潔いくらいに、吉田には恥も外聞もかなぐり捨てていた。
二次元の女に大恋愛をして、ゲームのテンプレ文章で大失恋、そのショックで(たぶん)放火。
社会人なんだから恥や外聞も気にしておけよって正論には至るが、吉田はブレることなくマサミを愛し続けていた。人としてはどうなんだ?と、それには首を捻りたいところだが、男としては立派な人生を……歩んでいた。
俺はパニックに陥る。
全裸と火事を秤にかけて、恥と外聞に慄く俺は吉田以下の大馬鹿野郎じゃないだろうか。命を、そして『その先にある人生』を、最優先に考えるべきじゃないのか?
揺れる股間が重い。
蹌踉めきながら前進した先には、非常口。
誰かがクレヨンで殴り書きした跡があった。
“異世界への扉”
指で字をなぞると、それが見慣れている吉田の直筆だとわかる。
吉田は失恋に火傷しながらも『その先にある人生』に向かって扉を開けたんだ。
大音量で鳴る非常ベルに混ざって微かに消防車や救急車のサイレンの音も聴こえる。
扉の向こう側に待つのは、満身創痍の吉田と、思いのほか平穏無事な俺かもしれない……。
希望を持つなら三次元の方が幾分かマシ?
吉田が書き殴ったクレヨンの文字と妄想に、グイッと背中を押された気がした。
左手で股間、右手は非常口の取手を掴んで深呼吸する。
「この扉を開けることも知っていたんだな」
吉田は、嫌いな紅生姜を俺の丼に移せば俺が文句なく食べることも、食べ忘れたオマケの生卵を俺の丼に割り入れれば俺が残さず片付けることも知っていた。

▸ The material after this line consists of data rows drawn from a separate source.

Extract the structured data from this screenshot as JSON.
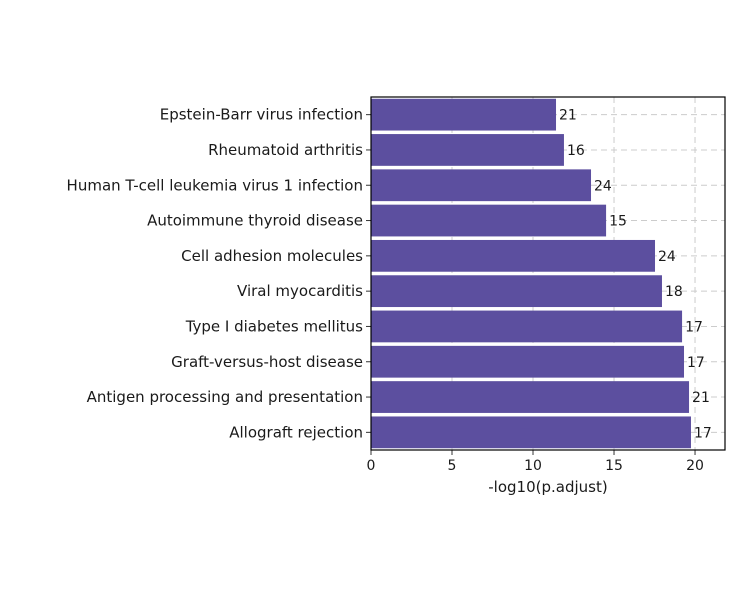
{
  "chart_data": {
    "type": "bar",
    "orientation": "horizontal",
    "title": "",
    "xlabel": "-log10(p.adjust)",
    "ylabel": "",
    "xlim": [
      0,
      21.85
    ],
    "xticks": [
      0,
      5,
      10,
      15,
      20
    ],
    "grid": true,
    "bar_color": "#5c4f9f",
    "categories": [
      "Epstein-Barr virus infection",
      "Rheumatoid arthritis",
      "Human T-cell leukemia virus 1 infection",
      "Autoimmune thyroid disease",
      "Cell adhesion molecules",
      "Viral myocarditis",
      "Type I diabetes mellitus",
      "Graft-versus-host disease",
      "Antigen processing and presentation",
      "Allograft rejection"
    ],
    "values": [
      11.42,
      11.91,
      13.58,
      14.51,
      17.53,
      17.96,
      19.2,
      19.32,
      19.63,
      19.75
    ],
    "labels": [
      "21",
      "16",
      "24",
      "15",
      "24",
      "18",
      "17",
      "17",
      "21",
      "17"
    ]
  }
}
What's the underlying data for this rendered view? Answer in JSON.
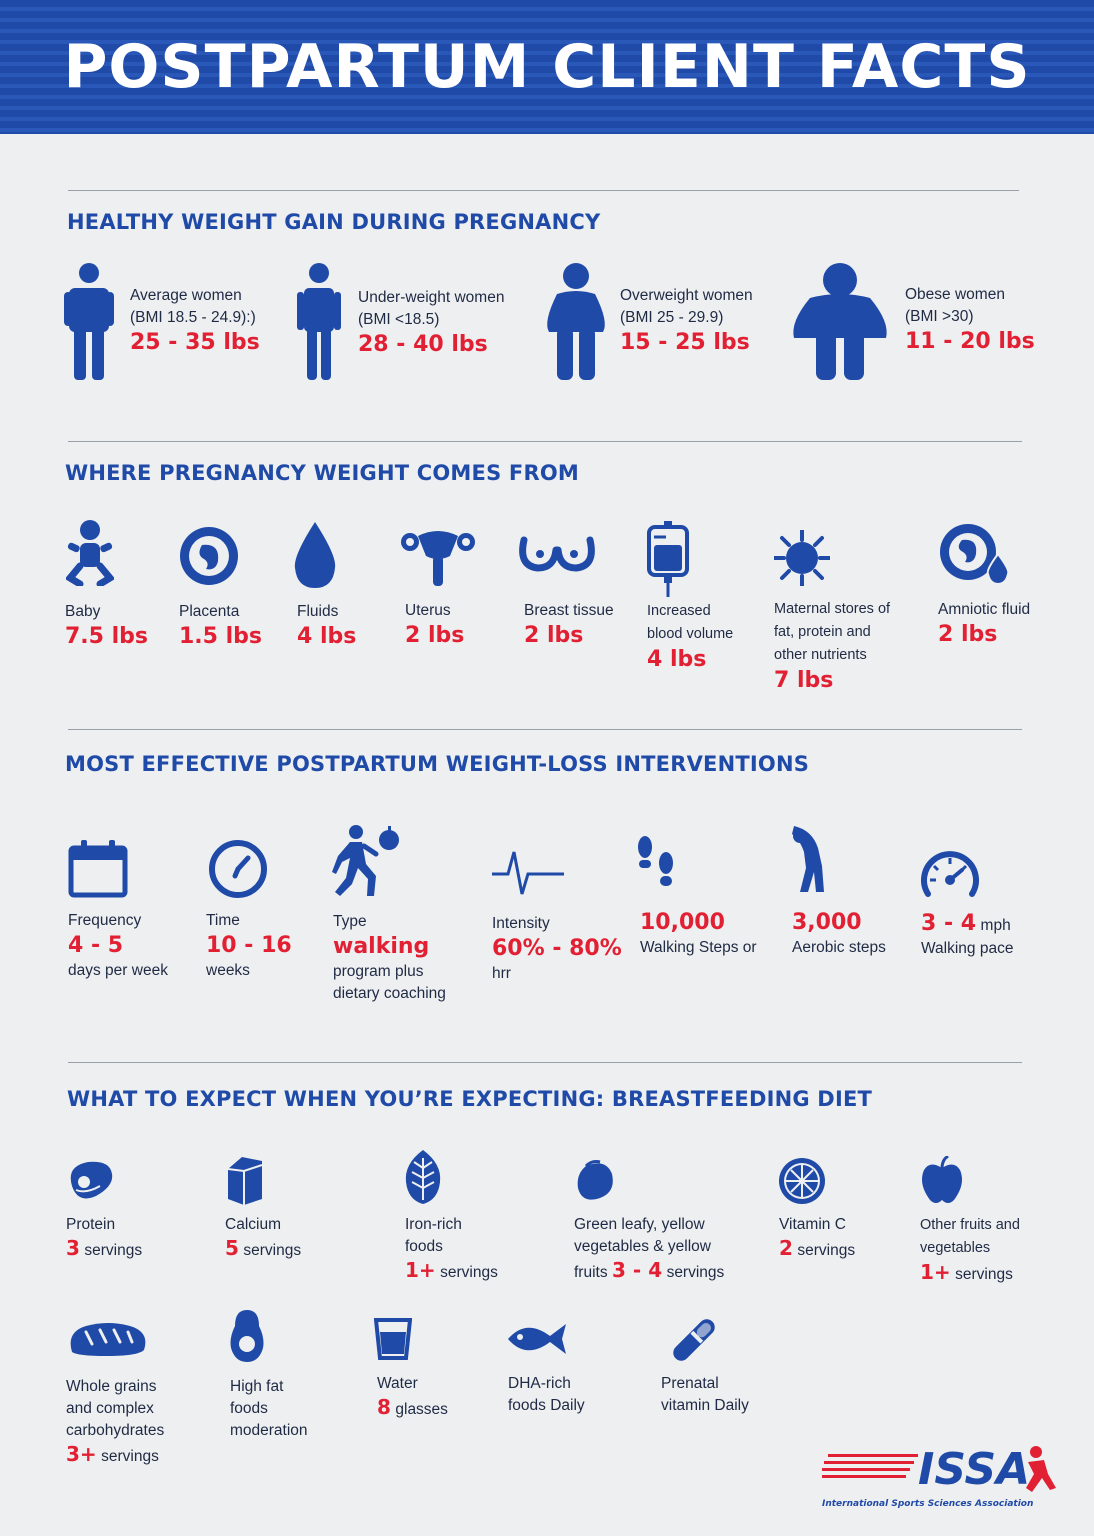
{
  "title": "POSTPARTUM CLIENT FACTS",
  "colors": {
    "brand_blue": "#1f4aa8",
    "accent_red": "#e22033",
    "background": "#eeeff0"
  },
  "sections": {
    "weight_gain": {
      "title": "HEALTHY WEIGHT GAIN DURING PREGNANCY",
      "items": [
        {
          "icon": "average-woman-icon",
          "label": "Average women",
          "sub": "(BMI 18.5 - 24.9):)",
          "value": "25 - 35 lbs"
        },
        {
          "icon": "underweight-woman-icon",
          "label": "Under-weight women",
          "sub": "(BMI <18.5)",
          "value": "28 - 40 lbs"
        },
        {
          "icon": "overweight-woman-icon",
          "label": "Overweight women",
          "sub": "(BMI 25 - 29.9)",
          "value": "15 - 25 lbs"
        },
        {
          "icon": "obese-woman-icon",
          "label": "Obese women",
          "sub": "(BMI >30)",
          "value": "11 - 20 lbs"
        }
      ]
    },
    "weight_sources": {
      "title": "WHERE PREGNANCY WEIGHT COMES FROM",
      "items": [
        {
          "icon": "baby-icon",
          "label": "Baby",
          "value": "7.5 lbs"
        },
        {
          "icon": "placenta-icon",
          "label": "Placenta",
          "value": "1.5 lbs"
        },
        {
          "icon": "fluid-drop-icon",
          "label": "Fluids",
          "value": "4 lbs"
        },
        {
          "icon": "uterus-icon",
          "label": "Uterus",
          "value": "2 lbs"
        },
        {
          "icon": "breast-tissue-icon",
          "label": "Breast tissue",
          "value": "2 lbs"
        },
        {
          "icon": "blood-bag-icon",
          "label": "Increased",
          "label2": "blood volume",
          "value": "4 lbs"
        },
        {
          "icon": "cell-icon",
          "label": "Maternal stores of",
          "label2": "fat, protein and",
          "label3": "other nutrients",
          "value": "7 lbs"
        },
        {
          "icon": "amniotic-fluid-icon",
          "label": "Amniotic fluid",
          "value": "2 lbs"
        }
      ]
    },
    "interventions": {
      "title": "MOST EFFECTIVE POSTPARTUM WEIGHT-LOSS INTERVENTIONS",
      "items": [
        {
          "icon": "calendar-icon",
          "label": "Frequency",
          "value": "4 - 5",
          "after": "days per week"
        },
        {
          "icon": "clock-icon",
          "label": "Time",
          "value": "10 - 16",
          "after": "weeks"
        },
        {
          "icon": "walking-person-icon",
          "label": "Type",
          "value": "walking",
          "after": "program plus",
          "after2": "dietary coaching"
        },
        {
          "icon": "heartbeat-icon",
          "label": "Intensity",
          "value": "60% - 80%",
          "after": "hrr"
        },
        {
          "icon": "footprints-icon",
          "value": "10,000",
          "after": "Walking Steps or"
        },
        {
          "icon": "aerobic-person-icon",
          "value": "3,000",
          "after": "Aerobic steps"
        },
        {
          "icon": "speedometer-icon",
          "value": "3 - 4",
          "unit": "mph",
          "after": "Walking pace"
        }
      ]
    },
    "diet": {
      "title": "WHAT TO EXPECT WHEN YOU’RE EXPECTING: BREASTFEEDING DIET",
      "items": [
        {
          "icon": "steak-icon",
          "label": "Protein",
          "value": "3",
          "after": "servings"
        },
        {
          "icon": "milk-carton-icon",
          "label": "Calcium",
          "value": "5",
          "after": "servings"
        },
        {
          "icon": "leaf-icon",
          "label": "Iron-rich",
          "label2": "foods",
          "value": "1+",
          "after": "servings"
        },
        {
          "icon": "lemon-icon",
          "label": "Green leafy, yellow",
          "label2": "vegetables & yellow",
          "label3": "fruits",
          "value": "3 - 4",
          "after": "servings"
        },
        {
          "icon": "citrus-slice-icon",
          "label": "Vitamin C",
          "value": "2",
          "after": "servings"
        },
        {
          "icon": "apple-icon",
          "label": "Other fruits and",
          "label2": "vegetables",
          "value": "1+",
          "after": "servings"
        },
        {
          "icon": "bread-icon",
          "label": "Whole grains",
          "label2": "and complex",
          "label3": "carbohydrates",
          "value": "3+",
          "after": "servings"
        },
        {
          "icon": "avocado-icon",
          "label": "High fat",
          "label2": "foods",
          "label3": "moderation"
        },
        {
          "icon": "water-glass-icon",
          "label": "Water",
          "value": "8",
          "after": "glasses"
        },
        {
          "icon": "fish-icon",
          "label": "DHA-rich",
          "label2": "foods Daily"
        },
        {
          "icon": "pill-icon",
          "label": "Prenatal",
          "label2": "vitamin Daily"
        }
      ]
    }
  },
  "logo": {
    "icon": "issa-logo-icon",
    "text": "ISSA",
    "caption": "International Sports Sciences Association"
  }
}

行動パターンをある程度は想像してクレヨンで道標を残したに違いない。吉田とは、未だに続く切りたくても切れない腐れ縁。腐ってるくせに千切れもしない。脆いのに何処までも一緒。
「吉田ー! 俺だって文句くらい言うんだぞ!? 牛丼に勝手に入れた紅生姜と生卵の愚痴も後乗せしてやるから……そこで待ってろ!!」
バァァァン!!
重苦しい鉄の扉を一気に開け放った。